Basically, if the Internet holds any validity, I was addicted to heroin and didn't even know it.  Food for thought.  

Monday, January 26, 2009

The Morning After

My new approach to eating, which involves few refined sugars/carbohydrates, lots of lean proteins and vegetables, and a sprinkling of whole grains, was kind of a dicey undertaking in preparing for my first 09 half-marathon. Note to new athletes: it is never a good idea to make drastic changes to one's diet before an important race. But part of this was experimental; I knew, running yesterday's race, that it would be unlikely that I would beat my own half-marathon personal record of 1:57:45 (Brooklyn Half, April 2007, pace/mile 8:59), not because I was incapable of doing so but, rather, because I had run that race after months and months of rigorous training.

But I only returned to running in early December, after a posterior tibial stress fracture had me casted and grounded for two full months. Recovery to superfitness seemed difficult at best.

I did change the way I went about my workouts and I also integrated much more weight training this time around, as a preventative measure against future bone issues. And then I changed my diet.

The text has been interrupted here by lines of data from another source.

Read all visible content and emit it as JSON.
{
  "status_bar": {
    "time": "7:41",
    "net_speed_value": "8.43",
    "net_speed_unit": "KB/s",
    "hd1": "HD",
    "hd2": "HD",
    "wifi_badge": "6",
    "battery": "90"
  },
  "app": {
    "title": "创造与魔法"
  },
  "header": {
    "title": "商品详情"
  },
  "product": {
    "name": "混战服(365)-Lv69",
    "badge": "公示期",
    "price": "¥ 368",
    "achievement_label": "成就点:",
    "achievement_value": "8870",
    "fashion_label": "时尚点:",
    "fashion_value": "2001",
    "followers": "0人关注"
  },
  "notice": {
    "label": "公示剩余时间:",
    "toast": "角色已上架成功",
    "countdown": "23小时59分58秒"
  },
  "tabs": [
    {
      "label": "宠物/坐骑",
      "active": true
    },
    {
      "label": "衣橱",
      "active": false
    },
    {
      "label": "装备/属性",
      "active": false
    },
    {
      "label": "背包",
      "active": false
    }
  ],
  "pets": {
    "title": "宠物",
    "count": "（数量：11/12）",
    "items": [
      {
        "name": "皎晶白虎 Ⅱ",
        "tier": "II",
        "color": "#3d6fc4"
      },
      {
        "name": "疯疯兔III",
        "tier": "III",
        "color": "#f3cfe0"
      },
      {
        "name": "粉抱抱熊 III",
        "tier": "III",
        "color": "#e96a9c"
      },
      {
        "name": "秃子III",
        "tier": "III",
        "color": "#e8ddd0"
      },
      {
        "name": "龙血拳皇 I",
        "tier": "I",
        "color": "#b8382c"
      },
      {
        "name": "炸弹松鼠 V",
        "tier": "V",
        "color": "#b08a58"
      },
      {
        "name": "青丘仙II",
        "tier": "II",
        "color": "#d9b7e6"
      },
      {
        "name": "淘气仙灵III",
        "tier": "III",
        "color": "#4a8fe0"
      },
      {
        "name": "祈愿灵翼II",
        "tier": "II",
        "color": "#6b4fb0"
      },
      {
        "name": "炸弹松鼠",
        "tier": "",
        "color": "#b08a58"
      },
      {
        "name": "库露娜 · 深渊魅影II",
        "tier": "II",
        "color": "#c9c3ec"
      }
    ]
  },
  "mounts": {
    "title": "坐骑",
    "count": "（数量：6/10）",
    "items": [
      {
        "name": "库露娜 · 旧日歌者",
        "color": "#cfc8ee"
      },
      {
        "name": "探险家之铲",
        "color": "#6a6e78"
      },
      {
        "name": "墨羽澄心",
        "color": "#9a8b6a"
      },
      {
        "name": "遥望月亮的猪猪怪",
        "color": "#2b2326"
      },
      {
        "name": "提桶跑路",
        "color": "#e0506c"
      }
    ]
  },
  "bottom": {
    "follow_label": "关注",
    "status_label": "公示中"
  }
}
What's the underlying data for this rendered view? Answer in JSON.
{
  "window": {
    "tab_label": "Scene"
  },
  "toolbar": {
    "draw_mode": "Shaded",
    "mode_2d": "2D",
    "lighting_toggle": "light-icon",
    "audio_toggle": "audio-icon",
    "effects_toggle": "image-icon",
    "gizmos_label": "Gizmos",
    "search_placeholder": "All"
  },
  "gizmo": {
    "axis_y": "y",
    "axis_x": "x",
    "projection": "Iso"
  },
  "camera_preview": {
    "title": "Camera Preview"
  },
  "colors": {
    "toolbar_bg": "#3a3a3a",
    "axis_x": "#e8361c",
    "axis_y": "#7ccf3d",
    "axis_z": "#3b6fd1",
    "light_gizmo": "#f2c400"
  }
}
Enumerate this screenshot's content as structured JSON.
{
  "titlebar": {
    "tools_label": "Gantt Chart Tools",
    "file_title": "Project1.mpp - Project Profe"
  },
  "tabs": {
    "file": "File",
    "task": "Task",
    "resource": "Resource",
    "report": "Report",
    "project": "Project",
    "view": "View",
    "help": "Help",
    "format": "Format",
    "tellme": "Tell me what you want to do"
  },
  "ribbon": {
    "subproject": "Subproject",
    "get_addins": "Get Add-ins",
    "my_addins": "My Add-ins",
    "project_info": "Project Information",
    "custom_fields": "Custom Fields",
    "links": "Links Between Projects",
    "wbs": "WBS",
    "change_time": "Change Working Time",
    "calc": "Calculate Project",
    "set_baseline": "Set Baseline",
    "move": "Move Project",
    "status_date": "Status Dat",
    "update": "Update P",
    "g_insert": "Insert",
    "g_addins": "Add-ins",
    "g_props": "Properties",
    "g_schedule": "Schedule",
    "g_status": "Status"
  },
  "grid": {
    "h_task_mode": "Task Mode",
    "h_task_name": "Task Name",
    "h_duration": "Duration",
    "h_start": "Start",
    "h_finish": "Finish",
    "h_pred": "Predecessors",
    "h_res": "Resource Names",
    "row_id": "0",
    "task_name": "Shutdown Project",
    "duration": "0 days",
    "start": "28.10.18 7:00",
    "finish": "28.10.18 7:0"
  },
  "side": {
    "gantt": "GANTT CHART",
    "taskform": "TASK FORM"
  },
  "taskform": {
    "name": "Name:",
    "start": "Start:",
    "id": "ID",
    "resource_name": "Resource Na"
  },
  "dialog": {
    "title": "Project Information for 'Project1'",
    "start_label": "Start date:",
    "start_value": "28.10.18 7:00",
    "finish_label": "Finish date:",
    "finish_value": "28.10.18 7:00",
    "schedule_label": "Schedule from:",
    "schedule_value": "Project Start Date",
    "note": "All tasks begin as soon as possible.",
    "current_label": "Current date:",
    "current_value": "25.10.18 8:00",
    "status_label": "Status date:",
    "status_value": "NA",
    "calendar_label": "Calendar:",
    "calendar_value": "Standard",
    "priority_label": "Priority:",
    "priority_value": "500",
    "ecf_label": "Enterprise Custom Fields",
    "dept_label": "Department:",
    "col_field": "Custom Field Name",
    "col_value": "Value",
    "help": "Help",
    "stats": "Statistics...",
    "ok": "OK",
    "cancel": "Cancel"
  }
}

I can't tell you how many books have been written telling runners to eat white things--bagels, breads, pastas, etc.--before and after a run. I did a little of that, born more of necessity than anything else (sometimes you just have to eat what other people want to eat). Mostly, though, I tried to cut refined sugars from my diet. I got whole-wheat everything and replaced the sugar on my grapefruit with agave nectar. I felt less hungry all the time, a side effect of the 30+ mile a week runner's regimen. I also felt stronger during my workouts, a change noted by my pilates instructor who, after three years, noticed the most dramatic change in my strength in the past month.

Then there was yesterday. My one mistake during yesterday's race was that I waited too long to eat my fuel gel. I didn't feel the wall coming until mile eight, and by then my body was likely already depleted. In future races, I'll eat my gels an hour in, before the fatigue starts to hit. But, after only two months' training (let it be states that I have participated in competetive running events since 2005), I completed the race with a final time of 2:04:05, a pace/mile of 9:28. Of eight half-marathons, this was my third fastest finish. And I stopped to use the restroom at mile six, which cost me two minutes. My pace/mile was probably something closer to 9:20.

In short, it is my athletic opinion that the reduction and/or elimination of refined sugars and carbohydrates from one's diet contributes to overall improvement in athletic ability. My next half-marathon is February 8, at which I do, in fact, hope to break that record of 1:57:45. Time will tell.